Titanium and it's alloys have been widely used for aerospace applications because of their excellent attributes of light weight, high strength, heat resistance and corrosion resistance material. However, it is not easy to produce the complicate shaped parts due to the poor castability and machinability. Metal Injection Molding (MIM) technique is expected to be one of useful advanced powder processing route as complicated shape forming for titanium and it's alloy powders. The purpose of this study is to produce the large Ti alloy products by MIM process. MIM process condition is the most important to control the quality of final products. Five different disk specimens with difference sizes of diameter and thickness are prepared, and the effect of debinding and sintering conditions on the deformation of compacts are investigated.

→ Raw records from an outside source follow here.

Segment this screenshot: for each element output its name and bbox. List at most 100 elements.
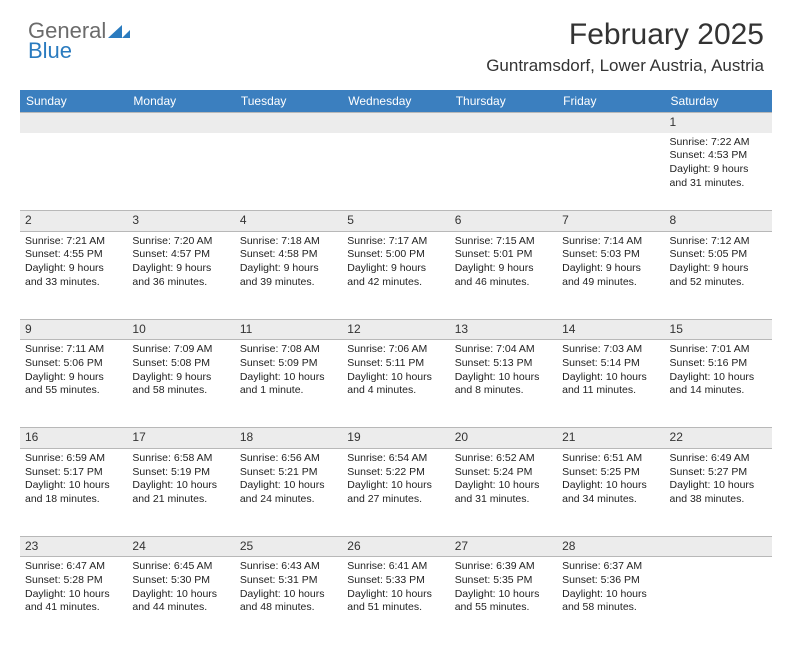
day-dl1: Daylight: 10 hours	[25, 479, 122, 493]
day-number	[235, 113, 342, 133]
day-number	[665, 536, 772, 557]
day-sunrise: Sunrise: 6:49 AM	[670, 452, 767, 466]
day-dl1: Daylight: 9 hours	[455, 262, 552, 276]
day-number: 20	[450, 428, 557, 449]
day-cell: Sunrise: 7:08 AMSunset: 5:09 PMDaylight:…	[235, 340, 342, 428]
day-dl2: and 14 minutes.	[670, 384, 767, 398]
day-sunrise: Sunrise: 6:41 AM	[347, 560, 444, 574]
day-cell: Sunrise: 6:43 AMSunset: 5:31 PMDaylight:…	[235, 557, 342, 645]
day-number: 2	[20, 211, 127, 232]
title-block: February 2025 Guntramsdorf, Lower Austri…	[486, 18, 764, 76]
day-sunrise: Sunrise: 6:56 AM	[240, 452, 337, 466]
day-dl1: Daylight: 9 hours	[347, 262, 444, 276]
day-cell: Sunrise: 7:21 AMSunset: 4:55 PMDaylight:…	[20, 231, 127, 319]
day-number: 1	[665, 113, 772, 133]
day-dl2: and 51 minutes.	[347, 601, 444, 615]
day-sunrise: Sunrise: 6:43 AM	[240, 560, 337, 574]
day-dl1: Daylight: 10 hours	[132, 588, 229, 602]
day-dl1: Daylight: 10 hours	[132, 479, 229, 493]
day-sunrise: Sunrise: 7:06 AM	[347, 343, 444, 357]
day-number: 8	[665, 211, 772, 232]
day-dl1: Daylight: 10 hours	[455, 479, 552, 493]
day-cell	[450, 133, 557, 211]
day-cell: Sunrise: 6:49 AMSunset: 5:27 PMDaylight:…	[665, 448, 772, 536]
day-sunrise: Sunrise: 6:59 AM	[25, 452, 122, 466]
day-dl2: and 41 minutes.	[25, 601, 122, 615]
day-cell: Sunrise: 6:59 AMSunset: 5:17 PMDaylight:…	[20, 448, 127, 536]
day-dl2: and 55 minutes.	[455, 601, 552, 615]
day-cell: Sunrise: 7:18 AMSunset: 4:58 PMDaylight:…	[235, 231, 342, 319]
day-number: 3	[127, 211, 234, 232]
day-cell	[127, 133, 234, 211]
day-cell: Sunrise: 6:56 AMSunset: 5:21 PMDaylight:…	[235, 448, 342, 536]
day-sunset: Sunset: 5:31 PM	[240, 574, 337, 588]
week-row: Sunrise: 7:21 AMSunset: 4:55 PMDaylight:…	[20, 231, 772, 319]
day-number: 17	[127, 428, 234, 449]
day-number: 26	[342, 536, 449, 557]
day-dl2: and 1 minute.	[240, 384, 337, 398]
day-sunset: Sunset: 5:17 PM	[25, 466, 122, 480]
day-dl1: Daylight: 10 hours	[455, 588, 552, 602]
day-dl1: Daylight: 9 hours	[562, 262, 659, 276]
day-cell: Sunrise: 7:17 AMSunset: 5:00 PMDaylight:…	[342, 231, 449, 319]
weekday-header: Wednesday	[342, 90, 449, 113]
day-sunrise: Sunrise: 6:58 AM	[132, 452, 229, 466]
day-sunset: Sunset: 5:22 PM	[347, 466, 444, 480]
logo-triangle-icon	[108, 22, 130, 38]
day-cell	[342, 133, 449, 211]
day-dl2: and 31 minutes.	[670, 177, 767, 191]
day-cell	[665, 557, 772, 645]
day-sunrise: Sunrise: 7:03 AM	[562, 343, 659, 357]
day-sunset: Sunset: 5:28 PM	[25, 574, 122, 588]
day-sunrise: Sunrise: 7:15 AM	[455, 235, 552, 249]
day-cell: Sunrise: 7:20 AMSunset: 4:57 PMDaylight:…	[127, 231, 234, 319]
day-dl1: Daylight: 9 hours	[670, 163, 767, 177]
day-number-row: 232425262728	[20, 536, 772, 557]
day-number: 11	[235, 319, 342, 340]
day-dl1: Daylight: 10 hours	[25, 588, 122, 602]
day-cell: Sunrise: 6:51 AMSunset: 5:25 PMDaylight:…	[557, 448, 664, 536]
day-number: 14	[557, 319, 664, 340]
header: General Blue February 2025 Guntramsdorf,…	[0, 0, 792, 84]
day-number: 13	[450, 319, 557, 340]
week-row: Sunrise: 7:11 AMSunset: 5:06 PMDaylight:…	[20, 340, 772, 428]
week-row: Sunrise: 7:22 AMSunset: 4:53 PMDaylight:…	[20, 133, 772, 211]
day-dl2: and 52 minutes.	[670, 276, 767, 290]
day-dl1: Daylight: 9 hours	[132, 371, 229, 385]
day-number	[127, 113, 234, 133]
day-dl2: and 36 minutes.	[132, 276, 229, 290]
day-dl1: Daylight: 9 hours	[670, 262, 767, 276]
day-cell	[557, 133, 664, 211]
day-cell: Sunrise: 6:39 AMSunset: 5:35 PMDaylight:…	[450, 557, 557, 645]
day-number: 12	[342, 319, 449, 340]
day-sunset: Sunset: 5:14 PM	[562, 357, 659, 371]
day-number: 27	[450, 536, 557, 557]
day-cell: Sunrise: 6:52 AMSunset: 5:24 PMDaylight:…	[450, 448, 557, 536]
day-number: 23	[20, 536, 127, 557]
day-dl2: and 33 minutes.	[25, 276, 122, 290]
day-sunset: Sunset: 5:33 PM	[347, 574, 444, 588]
day-cell: Sunrise: 7:15 AMSunset: 5:01 PMDaylight:…	[450, 231, 557, 319]
day-sunset: Sunset: 5:25 PM	[562, 466, 659, 480]
day-cell: Sunrise: 6:41 AMSunset: 5:33 PMDaylight:…	[342, 557, 449, 645]
day-dl2: and 4 minutes.	[347, 384, 444, 398]
day-sunset: Sunset: 5:11 PM	[347, 357, 444, 371]
day-sunset: Sunset: 5:19 PM	[132, 466, 229, 480]
weekday-header: Tuesday	[235, 90, 342, 113]
day-sunrise: Sunrise: 7:14 AM	[562, 235, 659, 249]
day-number: 7	[557, 211, 664, 232]
day-dl1: Daylight: 10 hours	[347, 479, 444, 493]
day-sunrise: Sunrise: 6:51 AM	[562, 452, 659, 466]
day-dl2: and 11 minutes.	[562, 384, 659, 398]
day-cell: Sunrise: 6:58 AMSunset: 5:19 PMDaylight:…	[127, 448, 234, 536]
day-cell: Sunrise: 7:09 AMSunset: 5:08 PMDaylight:…	[127, 340, 234, 428]
day-number: 19	[342, 428, 449, 449]
day-sunset: Sunset: 5:21 PM	[240, 466, 337, 480]
weekday-header: Thursday	[450, 90, 557, 113]
day-dl1: Daylight: 10 hours	[670, 479, 767, 493]
day-sunrise: Sunrise: 6:47 AM	[25, 560, 122, 574]
day-dl2: and 55 minutes.	[25, 384, 122, 398]
day-number: 25	[235, 536, 342, 557]
location-text: Guntramsdorf, Lower Austria, Austria	[486, 56, 764, 76]
day-number	[557, 113, 664, 133]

In this paper, the evaluation of the deformation was established by using a non-contact laser displacement measuring equipment.

Phase Transition of Rapidly Quenched Fe-Sm Ribbons by Mechanical Grinding

The Fe-Sm binary alloy ribbons were prepared by melt spinning technique. The prepared alloys with Sm 8.7 and 12.7 at% were mainly composed of TbCu₇ metastable phase. In addition, α-Fe in Sm 8.7 at% and Fe₂Sm in Sm 12.7 at% alloy were also observed. In contrast to them, the alloy with Sm 27.5 at% has an amorphous phase. After mechanical grinding (MG) for 72 ks under N₂ atmosphere, the alloys with Sm 8.7 and 12.7 at% showed the phase transition to the metastable state coexisting of α-Fe and Fe-Sm amorphous phase. On the other hand, the alloy with Sm 27.5 at% showed the crystallization after the MG from amorphous phase to Fe-Sm-O phase. The MGed alloys with Sm 8.7 and 12.7 at% were heated up to 1027 K. After the heating, the alloy with Sm 8.7 at% was composed of α-Fe, FeN, Fe-Sm-N and Fe₃O₄. On the other hand, the metastable phase was still sustained in the alloy with Sm 12.7 at%.